25.5.08

Gaviotas excerpt

On development:

While his polyglot father translated, Paolo [Lugari, creator of Gaviotas] concentrated as the tall priest [Lebret] posed a Socratic question to the others over the dessert brandy. "How," he asked, "can we define development?"
"By the amount of paved kilometers of road per citizen," suggested Lugari's uncle, Tomas Castrillon, then Colombia's Minister of Public Works. Lebret shook his head.
"By the number of hospital beds per capita," said the Minister of Health.

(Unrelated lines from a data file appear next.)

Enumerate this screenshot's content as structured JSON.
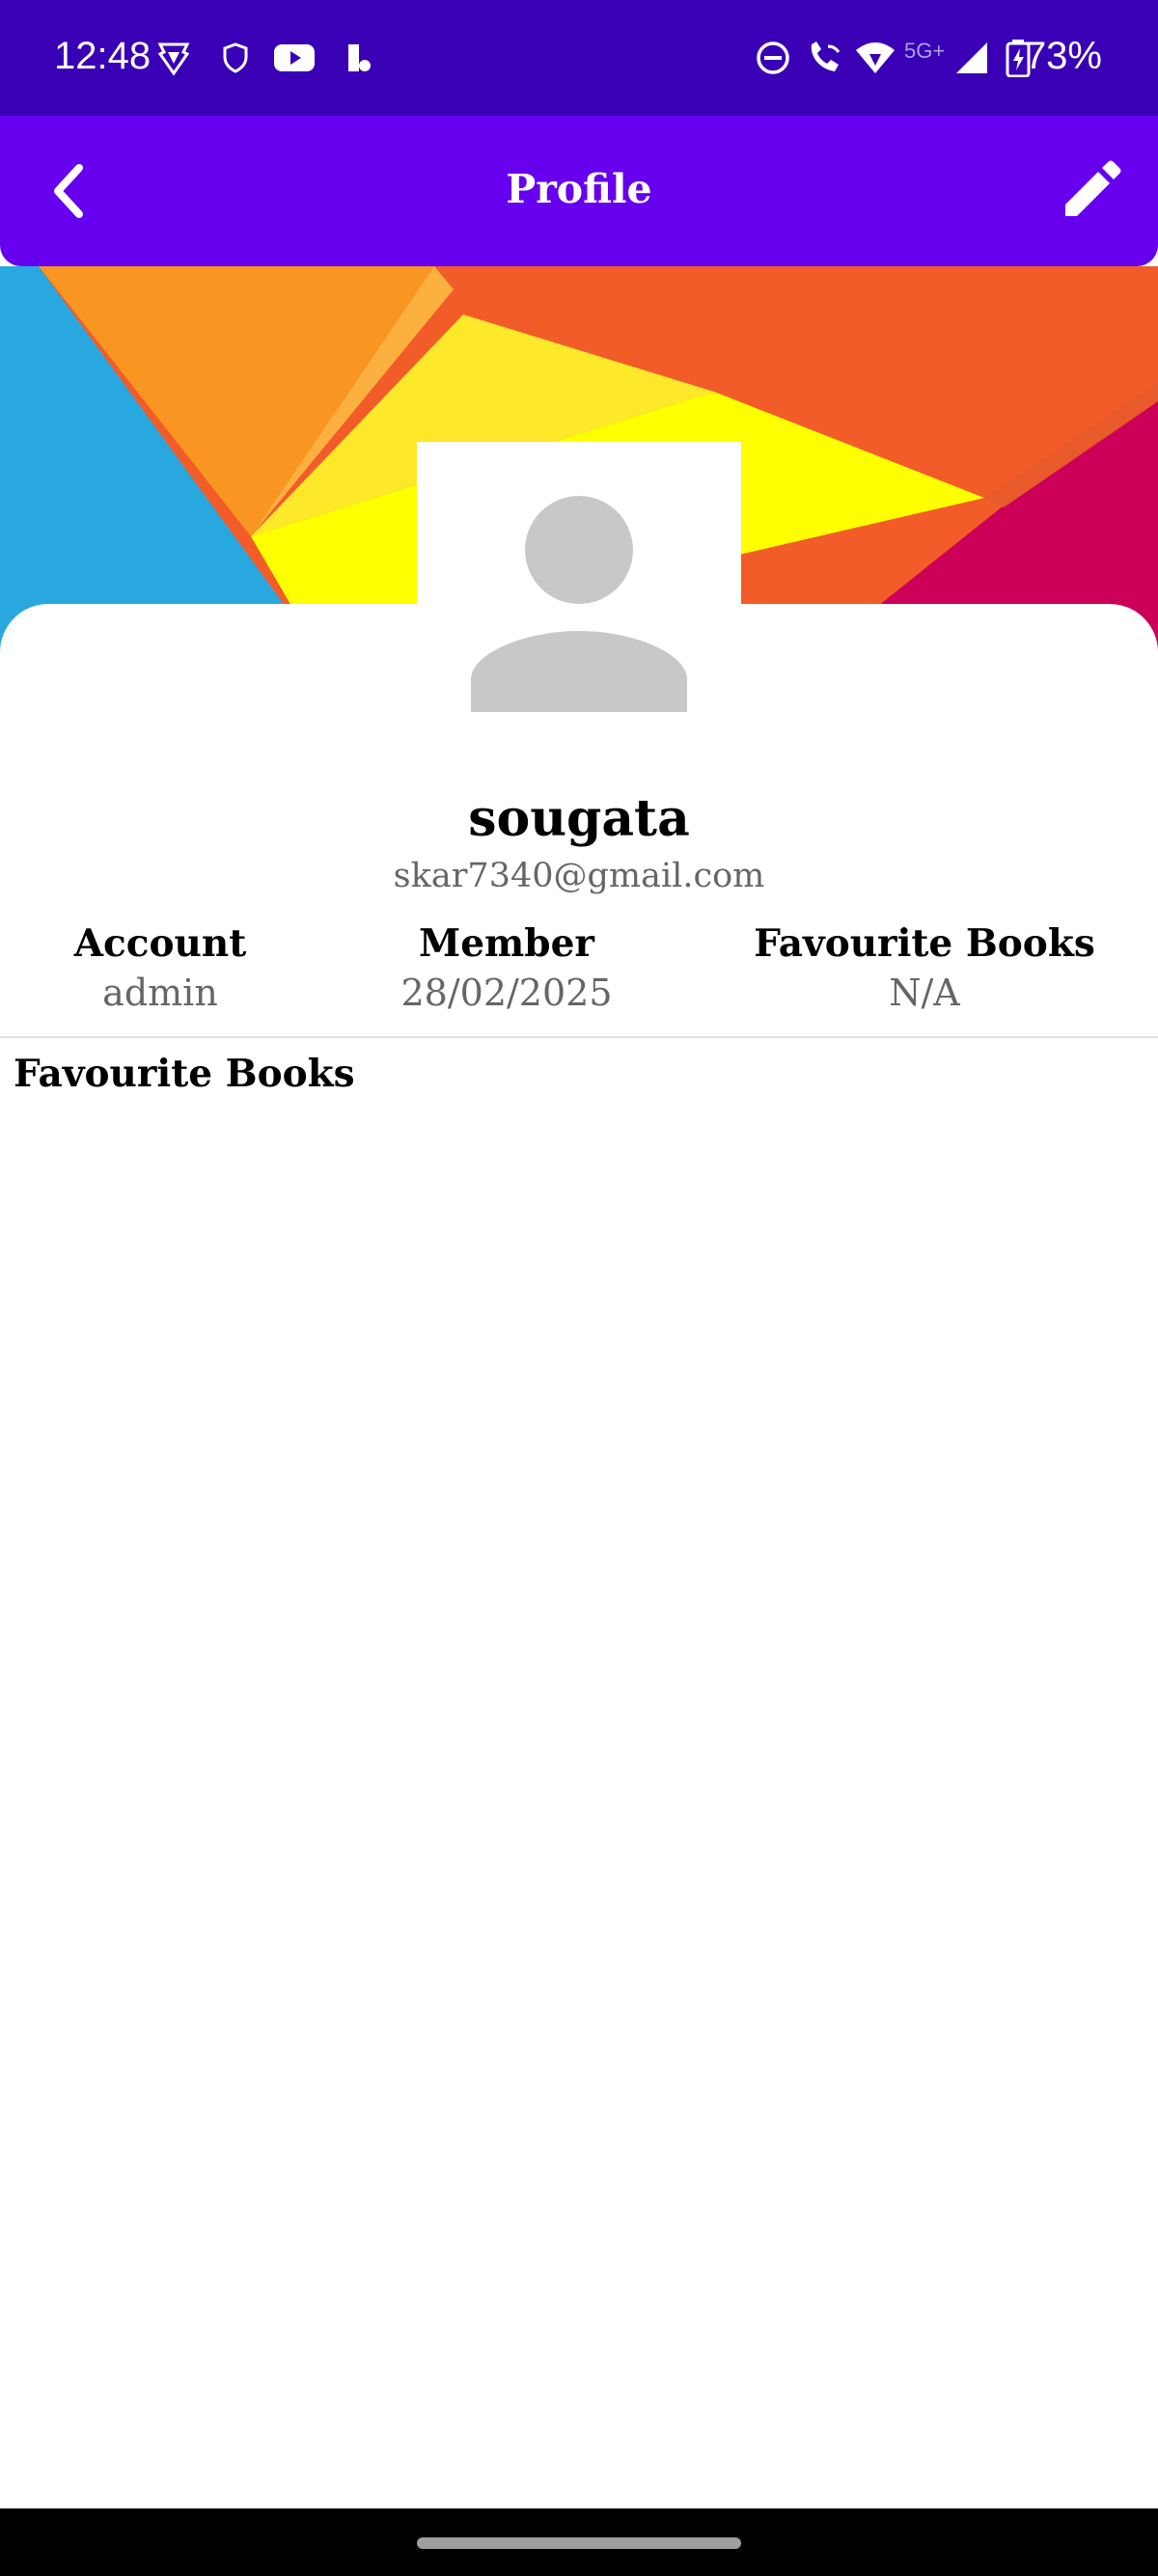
{
  "status_bar": {
    "time": "12:48",
    "network_label": "5G+",
    "battery_percent": "73%",
    "icons": [
      "brave-shield-icon",
      "vpn-shield-icon",
      "youtube-icon",
      "battery-saver-icon",
      "do-not-disturb-icon",
      "wifi-calling-icon",
      "wifi-icon",
      "signal-icon",
      "battery-charging-icon"
    ]
  },
  "app_bar": {
    "title": "Profile",
    "background": "#6600ee"
  },
  "profile": {
    "name": "sougata",
    "email": "skar7340@gmail.com"
  },
  "stats": [
    {
      "label": "Account",
      "value": "admin"
    },
    {
      "label": "Member",
      "value": "28/02/2025"
    },
    {
      "label": "Favourite Books",
      "value": "N/A"
    }
  ],
  "sections": {
    "favourite_books_title": "Favourite Books"
  },
  "colors": {
    "status_bar": "#3900b5",
    "accent": "#6600ee",
    "muted_text": "#666666"
  }
}
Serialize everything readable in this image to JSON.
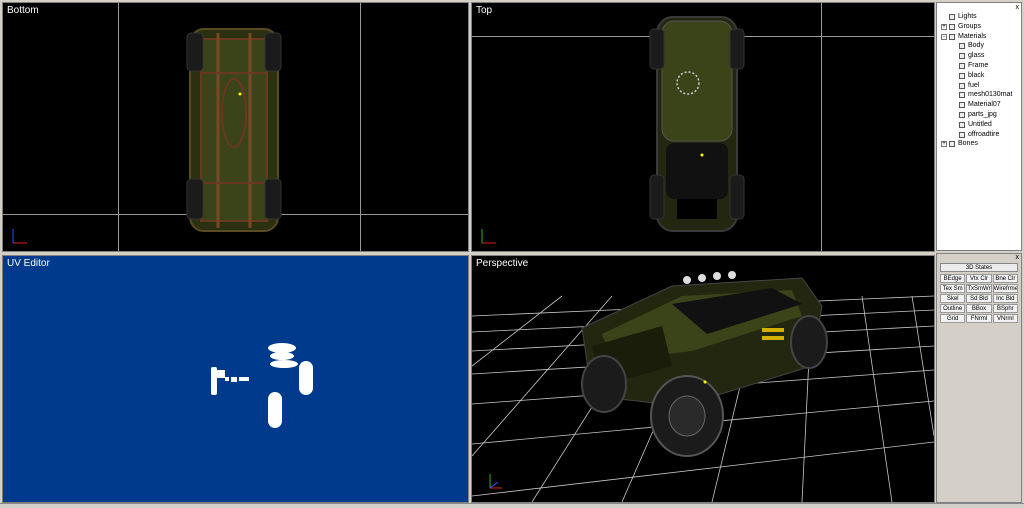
{
  "viewports": {
    "bottom": "Bottom",
    "top": "Top",
    "uv": "UV Editor",
    "perspective": "Perspective"
  },
  "tree": {
    "close": "x",
    "items": [
      {
        "label": "Lights",
        "level": 0,
        "expander": "",
        "icon": "light-icon"
      },
      {
        "label": "Groups",
        "level": 0,
        "expander": "+",
        "icon": "group-icon"
      },
      {
        "label": "Materials",
        "level": 0,
        "expander": "-",
        "icon": "material-icon"
      },
      {
        "label": "Body",
        "level": 1,
        "expander": "",
        "icon": "texture-icon"
      },
      {
        "label": "glass",
        "level": 1,
        "expander": "",
        "icon": "material-swatch-icon"
      },
      {
        "label": "Frame",
        "level": 1,
        "expander": "",
        "icon": "texture-icon"
      },
      {
        "label": "black",
        "level": 1,
        "expander": "",
        "icon": "material-swatch-icon"
      },
      {
        "label": "fuel",
        "level": 1,
        "expander": "",
        "icon": "material-swatch-icon"
      },
      {
        "label": "mesh0130mat",
        "level": 1,
        "expander": "",
        "icon": "texture-icon"
      },
      {
        "label": "Material07",
        "level": 1,
        "expander": "",
        "icon": "texture-icon"
      },
      {
        "label": "parts_jpg",
        "level": 1,
        "expander": "",
        "icon": "texture-icon"
      },
      {
        "label": "Untitled",
        "level": 1,
        "expander": "",
        "icon": "material-swatch-icon"
      },
      {
        "label": "offroadtire",
        "level": 1,
        "expander": "",
        "icon": "texture-icon"
      },
      {
        "label": "Bones",
        "level": 0,
        "expander": "+",
        "icon": "bone-icon"
      }
    ]
  },
  "states": {
    "close": "x",
    "title": "3D States",
    "buttons": [
      "BEdge",
      "Vtx Clr",
      "Bne Clr",
      "Tex Sm",
      "TxSmWr",
      "Wirefrme",
      "Skel",
      "Sd Bld",
      "Inc Bld",
      "Outline",
      "BBox",
      "BSphr",
      "Grid",
      "FNrml",
      "VNrml"
    ]
  },
  "colors": {
    "uv_background": "#003a8c",
    "car_body": "#3b4318",
    "axis_x": "#e02020",
    "axis_y": "#20c020",
    "axis_z": "#3050ff"
  }
}
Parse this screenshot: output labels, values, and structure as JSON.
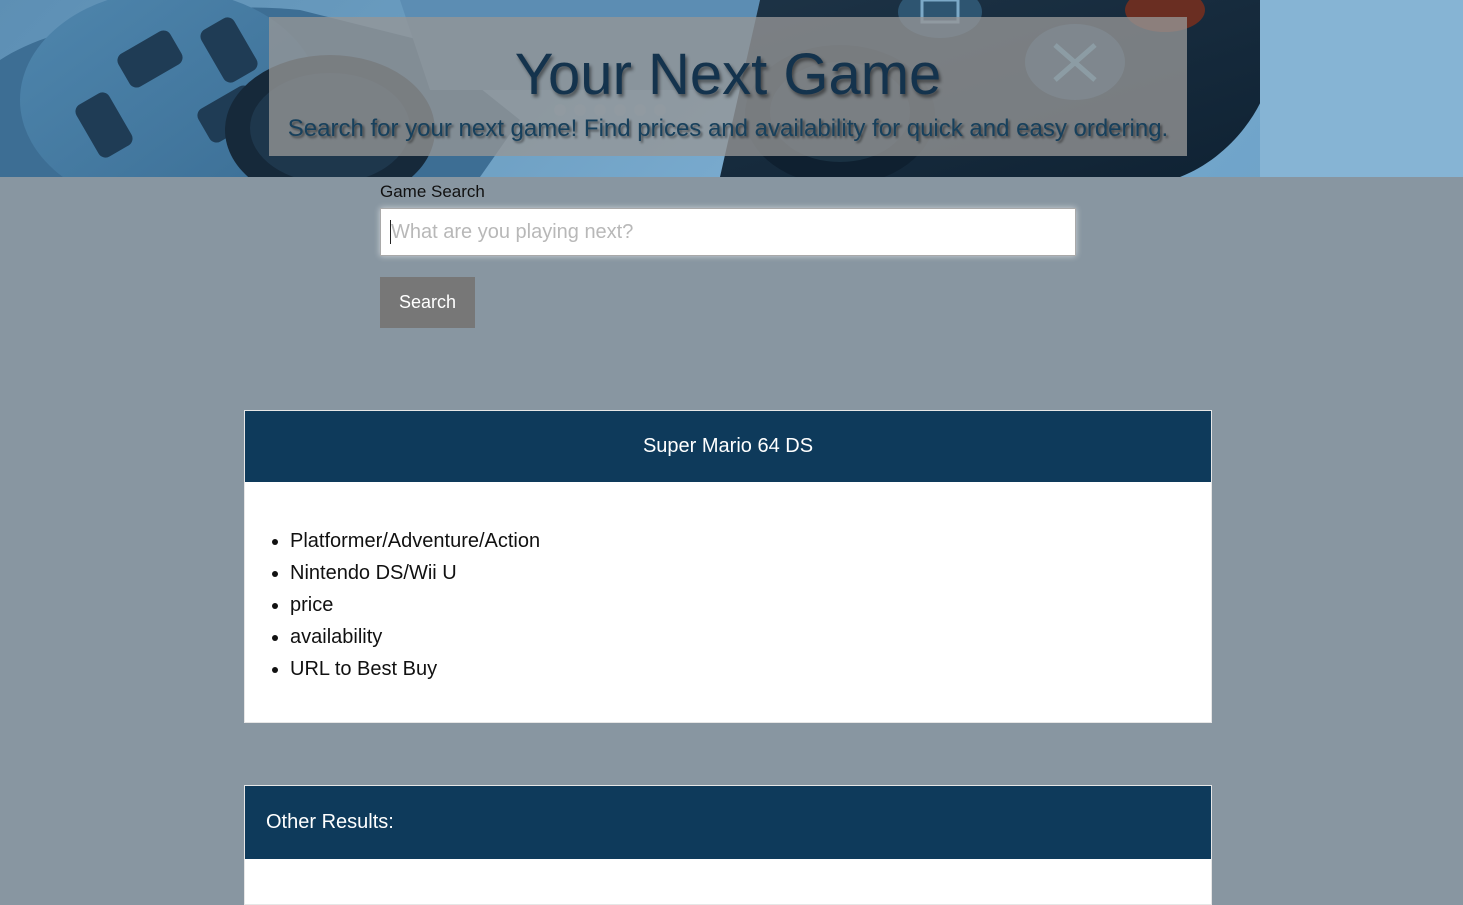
{
  "hero": {
    "title": "Your Next Game",
    "subtitle": "Search for your next game! Find prices and availability for quick and easy ordering."
  },
  "search": {
    "label": "Game Search",
    "placeholder": "What are you playing next?",
    "value": "",
    "button_label": "Search"
  },
  "result": {
    "title": "Super Mario 64 DS",
    "details": [
      "Platformer/Adventure/Action",
      "Nintendo DS/Wii U",
      "price",
      "availability",
      "URL to Best Buy"
    ]
  },
  "other_results": {
    "title": "Other Results:"
  },
  "colors": {
    "page_bg": "#8896a1",
    "card_header": "#0e3a5b",
    "button_bg": "#777777",
    "hero_title": "#14334d"
  }
}
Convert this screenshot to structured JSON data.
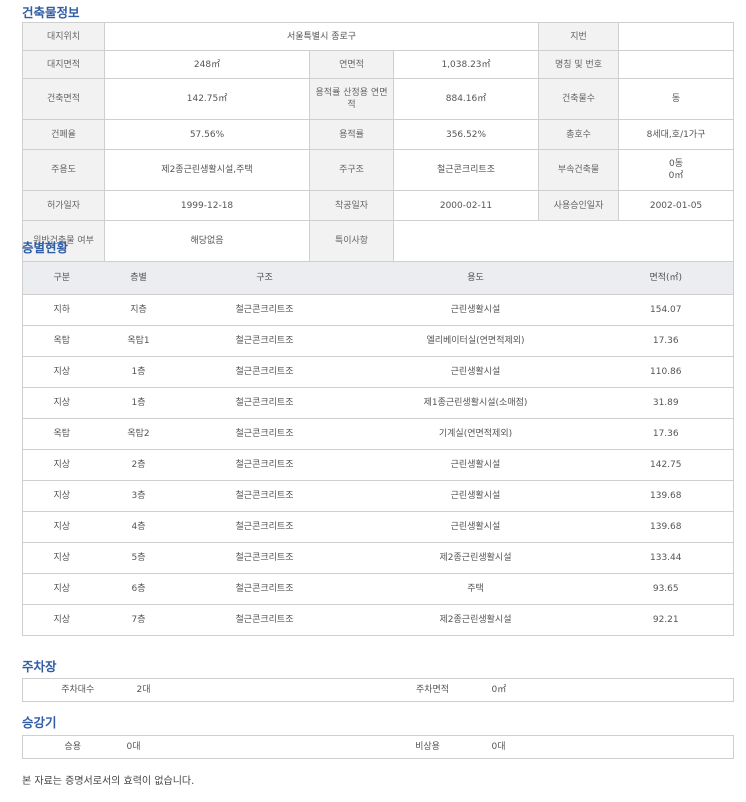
{
  "building_info": {
    "title": "건축물정보",
    "rows": [
      [
        {
          "l": "대지위치"
        },
        {
          "v": "서울특별시 종로구"
        },
        {
          "l": "지번"
        },
        {
          "v": ""
        }
      ],
      [
        {
          "l": "대지면적"
        },
        {
          "v": "248㎡"
        },
        {
          "l": "연면적"
        },
        {
          "v": "1,038.23㎡"
        },
        {
          "l": "명칭 및 번호"
        },
        {
          "v": ""
        }
      ],
      [
        {
          "l": "건축면적"
        },
        {
          "v": "142.75㎡"
        },
        {
          "l": "용적률 산정용 연면적"
        },
        {
          "v": "884.16㎡"
        },
        {
          "l": "건축물수"
        },
        {
          "v": "동"
        }
      ],
      [
        {
          "l": "건폐율"
        },
        {
          "v": "57.56%"
        },
        {
          "l": "용적률"
        },
        {
          "v": "356.52%"
        },
        {
          "l": "총호수"
        },
        {
          "v": "8세대,호/1가구"
        }
      ],
      [
        {
          "l": "주용도"
        },
        {
          "v": "제2종근린생활시설,주택"
        },
        {
          "l": "주구조"
        },
        {
          "v": "철근콘크리트조"
        },
        {
          "l": "부속건축물"
        },
        {
          "v": "0동\n0㎡"
        }
      ],
      [
        {
          "l": "허가일자"
        },
        {
          "v": "1999-12-18"
        },
        {
          "l": "착공일자"
        },
        {
          "v": "2000-02-11"
        },
        {
          "l": "사용승인일자"
        },
        {
          "v": "2002-01-05"
        }
      ],
      [
        {
          "l": "위반건축물 여부"
        },
        {
          "v": "해당없음"
        },
        {
          "l": "특이사항"
        },
        {
          "v": ""
        }
      ]
    ]
  },
  "floor_status": {
    "title": "층별현황",
    "headers": [
      "구분",
      "층별",
      "구조",
      "용도",
      "면적(㎡)"
    ],
    "rows": [
      [
        "지하",
        "지층",
        "철근콘크리트조",
        "근린생활시설",
        "154.07"
      ],
      [
        "옥탑",
        "옥탑1",
        "철근콘크리트조",
        "엘리베이터실(연면적제외)",
        "17.36"
      ],
      [
        "지상",
        "1층",
        "철근콘크리트조",
        "근린생활시설",
        "110.86"
      ],
      [
        "지상",
        "1층",
        "철근콘크리트조",
        "제1종근린생활시설(소매점)",
        "31.89"
      ],
      [
        "옥탑",
        "옥탑2",
        "철근콘크리트조",
        "기계실(연면적제외)",
        "17.36"
      ],
      [
        "지상",
        "2층",
        "철근콘크리트조",
        "근린생활시설",
        "142.75"
      ],
      [
        "지상",
        "3층",
        "철근콘크리트조",
        "근린생활시설",
        "139.68"
      ],
      [
        "지상",
        "4층",
        "철근콘크리트조",
        "근린생활시설",
        "139.68"
      ],
      [
        "지상",
        "5층",
        "철근콘크리트조",
        "제2종근린생활시설",
        "133.44"
      ],
      [
        "지상",
        "6층",
        "철근콘크리트조",
        "주택",
        "93.65"
      ],
      [
        "지상",
        "7층",
        "철근콘크리트조",
        "제2종근린생활시설",
        "92.21"
      ]
    ]
  },
  "parking": {
    "title": "주차장",
    "count_label": "주차대수",
    "count_value": "2대",
    "area_label": "주차면적",
    "area_value": "0㎡"
  },
  "elevator": {
    "title": "승강기",
    "passenger_label": "승용",
    "passenger_value": "0대",
    "emergency_label": "비상용",
    "emergency_value": "0대"
  },
  "note": "본 자료는 증명서로서의 효력이 없습니다."
}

No again.
Equally incorrect, evidently, were the treasury minister, who offered a ratio of gross domestic product divided by the population, and a director of Banco de la Republica, who proposed calculating the percentage of total wealth that a given society had invested in infrastructure.
"Development," Lebret finally told them, "means making people happy." Eyes snapped toward him. "Before you spend your money on roads and factories, you should first be sure that those are what your citizens really need."
Gaviotas is a wonderful book by Alan Weisman about a lifelong sustainable development project in Colombia involving many people, many auspicious ideas, with implications for the country and the world. I highly recommended it - an easy-to-read nonfiction book! It might even give you the urge to head out somewhere really remote and rough it like this bunch of innovators.